R311.7.5 Landings for stairways.

There shall be a floor or landing at the top and bottom of each stairway.

Exception: A floor or landing is not required at the top of an interior flight of stairs, including stairs in an enclosed garage, provided a door does not swing over the stairs. A flight of stairs shall not have a vertical rise larger than 12 feet (3658 mm) between floor levels or landings. The width of each landing shall not be less than the width of the stairway served. Every landing shall have a minimum dimension of 36 inches (914 mm) measured in the direction of travel.


----------



## KZQuixote (Jun 7, 2012)

Rio said:
			
		

> From the 2010 CRC there is the below listed:R311.3.1 Floor elevations at the required egress doors.
> 
> Landings or floors at the required egress door shall not be
> 
> ...


Hi Rio,

There is no minimum requirement.

Bill


----------



## mtlogcabin (Jun 7, 2012)

Oops

No minimum

Maximum would be 7 3/4"

There are exceptions to the landing requirements on interior doors


----------



## mark handler (Jun 7, 2012)

mtlogcabin said:
			
		

> Not sure about CA but in the IRC it would be 7  3/4"2009 IRC


He is asking for a *Minimum* landing height from finish floor level at egress door


----------



## mtlogcabin (Jun 7, 2012)

Thanks, I get it now

I think I need a Pepsi


----------



## Big Mac (Jun 7, 2012)

Minimum landing height would be '0".  Pretty hard to go less than "0".


----------



## brudgers (Jun 7, 2012)

Big Mac said:
			
		

> Minimum landing height would be '0".  Pretty hard to go less than "0".


  I don't think -12" would work...or is that +12" when the step is up?


----------



## righter101 (Jun 7, 2012)

Big Mac said:
			
		

> Minimum landing height would be '0".  Pretty hard to go less than "0".

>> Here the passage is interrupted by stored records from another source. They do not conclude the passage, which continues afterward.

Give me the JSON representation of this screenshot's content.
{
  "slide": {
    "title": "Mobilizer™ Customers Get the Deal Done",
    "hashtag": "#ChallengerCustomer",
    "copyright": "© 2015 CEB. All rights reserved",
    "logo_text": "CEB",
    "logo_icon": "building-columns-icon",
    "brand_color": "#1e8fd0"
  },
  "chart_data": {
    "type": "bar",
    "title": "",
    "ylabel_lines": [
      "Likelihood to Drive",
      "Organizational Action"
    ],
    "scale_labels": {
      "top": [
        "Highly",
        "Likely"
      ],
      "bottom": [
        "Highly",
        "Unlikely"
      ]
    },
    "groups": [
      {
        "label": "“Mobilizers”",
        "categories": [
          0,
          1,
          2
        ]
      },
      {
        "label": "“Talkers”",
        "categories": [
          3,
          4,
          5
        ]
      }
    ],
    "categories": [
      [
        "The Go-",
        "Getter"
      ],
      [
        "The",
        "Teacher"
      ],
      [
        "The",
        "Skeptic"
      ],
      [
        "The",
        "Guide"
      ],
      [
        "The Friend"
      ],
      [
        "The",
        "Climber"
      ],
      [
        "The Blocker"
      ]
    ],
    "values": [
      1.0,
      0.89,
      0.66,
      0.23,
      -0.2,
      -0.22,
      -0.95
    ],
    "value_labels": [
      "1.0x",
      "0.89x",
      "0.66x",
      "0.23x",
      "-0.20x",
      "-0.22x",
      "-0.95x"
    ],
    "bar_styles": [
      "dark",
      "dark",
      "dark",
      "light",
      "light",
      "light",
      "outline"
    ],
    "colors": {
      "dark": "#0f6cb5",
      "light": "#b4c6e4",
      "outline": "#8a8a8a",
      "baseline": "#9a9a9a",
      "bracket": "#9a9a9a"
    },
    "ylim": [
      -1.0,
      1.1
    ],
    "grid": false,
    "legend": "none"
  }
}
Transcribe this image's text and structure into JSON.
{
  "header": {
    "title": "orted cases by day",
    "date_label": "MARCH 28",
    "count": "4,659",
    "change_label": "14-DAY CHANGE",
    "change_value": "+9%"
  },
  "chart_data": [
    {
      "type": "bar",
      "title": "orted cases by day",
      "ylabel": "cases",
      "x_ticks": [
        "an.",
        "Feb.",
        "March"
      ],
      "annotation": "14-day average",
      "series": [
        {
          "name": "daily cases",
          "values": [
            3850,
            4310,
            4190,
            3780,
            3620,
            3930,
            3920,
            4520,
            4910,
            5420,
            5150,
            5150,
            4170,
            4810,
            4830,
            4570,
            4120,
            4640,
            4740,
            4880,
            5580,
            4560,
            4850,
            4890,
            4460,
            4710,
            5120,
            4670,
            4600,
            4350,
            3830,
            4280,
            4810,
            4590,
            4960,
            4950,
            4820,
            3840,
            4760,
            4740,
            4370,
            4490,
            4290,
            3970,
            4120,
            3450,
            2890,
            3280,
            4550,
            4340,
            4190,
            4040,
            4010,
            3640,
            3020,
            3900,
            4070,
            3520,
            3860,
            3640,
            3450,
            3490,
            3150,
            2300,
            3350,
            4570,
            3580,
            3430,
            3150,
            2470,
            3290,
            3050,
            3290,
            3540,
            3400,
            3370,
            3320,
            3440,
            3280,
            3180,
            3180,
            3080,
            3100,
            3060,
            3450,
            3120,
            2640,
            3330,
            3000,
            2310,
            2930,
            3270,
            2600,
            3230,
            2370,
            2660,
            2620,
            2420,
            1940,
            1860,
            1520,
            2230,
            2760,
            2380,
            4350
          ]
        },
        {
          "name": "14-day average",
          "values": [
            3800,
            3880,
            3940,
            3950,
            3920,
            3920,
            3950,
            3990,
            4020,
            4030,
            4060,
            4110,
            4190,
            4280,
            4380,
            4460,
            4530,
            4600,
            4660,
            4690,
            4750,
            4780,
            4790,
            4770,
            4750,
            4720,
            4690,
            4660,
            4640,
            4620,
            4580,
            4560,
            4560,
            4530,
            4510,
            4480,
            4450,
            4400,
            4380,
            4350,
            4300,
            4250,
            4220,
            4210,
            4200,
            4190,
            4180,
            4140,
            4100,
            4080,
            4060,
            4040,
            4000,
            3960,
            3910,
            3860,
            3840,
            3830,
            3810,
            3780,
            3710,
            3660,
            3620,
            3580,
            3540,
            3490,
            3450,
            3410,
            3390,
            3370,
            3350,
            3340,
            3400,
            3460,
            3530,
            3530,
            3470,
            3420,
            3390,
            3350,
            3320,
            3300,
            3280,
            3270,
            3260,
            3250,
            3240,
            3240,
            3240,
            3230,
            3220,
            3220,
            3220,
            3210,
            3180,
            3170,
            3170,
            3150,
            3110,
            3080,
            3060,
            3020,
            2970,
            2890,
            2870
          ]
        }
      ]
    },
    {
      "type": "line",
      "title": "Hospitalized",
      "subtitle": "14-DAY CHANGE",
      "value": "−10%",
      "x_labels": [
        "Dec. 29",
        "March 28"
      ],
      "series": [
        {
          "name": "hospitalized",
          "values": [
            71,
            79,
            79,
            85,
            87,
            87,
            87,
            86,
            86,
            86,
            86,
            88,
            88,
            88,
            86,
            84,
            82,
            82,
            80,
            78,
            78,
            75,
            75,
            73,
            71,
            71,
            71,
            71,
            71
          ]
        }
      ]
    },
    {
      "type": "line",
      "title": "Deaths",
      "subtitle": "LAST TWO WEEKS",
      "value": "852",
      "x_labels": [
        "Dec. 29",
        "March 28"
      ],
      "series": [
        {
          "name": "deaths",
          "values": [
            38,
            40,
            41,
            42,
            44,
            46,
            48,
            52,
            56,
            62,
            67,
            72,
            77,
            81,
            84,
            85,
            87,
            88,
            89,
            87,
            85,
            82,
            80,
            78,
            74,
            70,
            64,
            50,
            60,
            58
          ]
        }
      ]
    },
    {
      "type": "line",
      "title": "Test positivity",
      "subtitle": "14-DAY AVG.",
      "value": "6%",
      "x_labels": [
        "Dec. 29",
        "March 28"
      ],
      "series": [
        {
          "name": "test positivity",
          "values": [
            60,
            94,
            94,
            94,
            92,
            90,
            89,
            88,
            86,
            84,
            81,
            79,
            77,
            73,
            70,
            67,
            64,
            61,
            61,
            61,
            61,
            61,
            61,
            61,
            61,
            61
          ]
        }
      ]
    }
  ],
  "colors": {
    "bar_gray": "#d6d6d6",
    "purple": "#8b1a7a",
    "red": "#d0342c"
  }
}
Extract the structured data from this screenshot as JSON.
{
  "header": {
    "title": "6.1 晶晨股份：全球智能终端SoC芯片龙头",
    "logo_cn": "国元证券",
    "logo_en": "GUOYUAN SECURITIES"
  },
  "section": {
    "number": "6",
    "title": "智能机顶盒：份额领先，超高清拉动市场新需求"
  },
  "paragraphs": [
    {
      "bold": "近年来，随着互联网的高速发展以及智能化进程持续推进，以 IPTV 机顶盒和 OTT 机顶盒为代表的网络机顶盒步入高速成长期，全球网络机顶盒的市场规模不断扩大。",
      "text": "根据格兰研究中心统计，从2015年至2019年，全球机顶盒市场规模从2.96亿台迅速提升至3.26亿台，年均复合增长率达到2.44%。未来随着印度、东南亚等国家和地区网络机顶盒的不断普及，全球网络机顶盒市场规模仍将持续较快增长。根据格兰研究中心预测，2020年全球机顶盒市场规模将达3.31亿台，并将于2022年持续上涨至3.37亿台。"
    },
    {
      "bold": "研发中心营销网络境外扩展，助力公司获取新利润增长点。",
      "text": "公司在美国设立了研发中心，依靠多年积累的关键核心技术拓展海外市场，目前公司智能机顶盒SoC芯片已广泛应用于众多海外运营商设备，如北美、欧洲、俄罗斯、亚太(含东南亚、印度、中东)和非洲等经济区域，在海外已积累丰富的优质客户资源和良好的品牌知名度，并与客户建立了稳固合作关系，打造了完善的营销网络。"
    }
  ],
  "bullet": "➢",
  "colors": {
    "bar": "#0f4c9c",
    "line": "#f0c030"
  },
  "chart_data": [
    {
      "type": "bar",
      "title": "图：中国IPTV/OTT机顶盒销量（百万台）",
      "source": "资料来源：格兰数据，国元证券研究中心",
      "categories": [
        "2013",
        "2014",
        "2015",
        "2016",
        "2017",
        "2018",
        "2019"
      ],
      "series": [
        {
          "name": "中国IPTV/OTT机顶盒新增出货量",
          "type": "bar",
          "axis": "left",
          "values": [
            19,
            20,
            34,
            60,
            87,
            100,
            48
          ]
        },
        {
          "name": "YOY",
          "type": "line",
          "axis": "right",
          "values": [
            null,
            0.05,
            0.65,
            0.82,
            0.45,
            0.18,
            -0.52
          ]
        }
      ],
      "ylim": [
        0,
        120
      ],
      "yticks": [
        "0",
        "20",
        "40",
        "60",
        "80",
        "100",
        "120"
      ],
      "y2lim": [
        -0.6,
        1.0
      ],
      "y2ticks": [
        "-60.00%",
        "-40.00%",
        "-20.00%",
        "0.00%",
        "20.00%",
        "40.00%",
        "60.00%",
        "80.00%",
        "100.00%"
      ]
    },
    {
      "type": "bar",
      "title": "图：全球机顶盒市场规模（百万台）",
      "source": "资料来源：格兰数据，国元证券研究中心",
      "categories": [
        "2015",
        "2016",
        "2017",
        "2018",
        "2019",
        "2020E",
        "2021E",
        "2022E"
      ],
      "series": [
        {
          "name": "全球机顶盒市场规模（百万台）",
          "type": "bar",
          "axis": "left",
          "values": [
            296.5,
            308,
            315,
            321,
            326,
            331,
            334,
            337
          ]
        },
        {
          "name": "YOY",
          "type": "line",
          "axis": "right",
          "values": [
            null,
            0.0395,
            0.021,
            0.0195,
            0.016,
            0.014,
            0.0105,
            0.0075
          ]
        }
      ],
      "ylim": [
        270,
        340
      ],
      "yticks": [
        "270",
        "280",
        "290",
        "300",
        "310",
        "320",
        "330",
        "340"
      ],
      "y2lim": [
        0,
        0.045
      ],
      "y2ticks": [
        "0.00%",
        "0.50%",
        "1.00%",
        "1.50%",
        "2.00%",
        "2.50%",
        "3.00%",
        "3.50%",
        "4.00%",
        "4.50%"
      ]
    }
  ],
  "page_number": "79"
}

Obviously you have never worked with anti-matter.  We do it all the time and you can get negative values, negative square footages, ect.  I allow it under alternate methods and materials.


----------



## TheCommish (Jun 7, 2012)

the legecy codes had a minimum riser hight of 4", and to me that make sense, less than that is a trip fall hazzard because it it difficult for the person to percieve it. 0" is ok that is level.  there alsow was a code requiremnt thaqt the threshod of the door not to be rraised more the 1.5" unless it was a step.


----------



## Rio (Jun 8, 2012)

Thanks to all for the feedback, even the sarcastic stuff!


----------



## steveray (Jun 8, 2012)

I know some old timers around here that try to enforce a 4" minimum......under the IRC......Sorry...did I say old timers??? I meant youthalistically challenged...


----------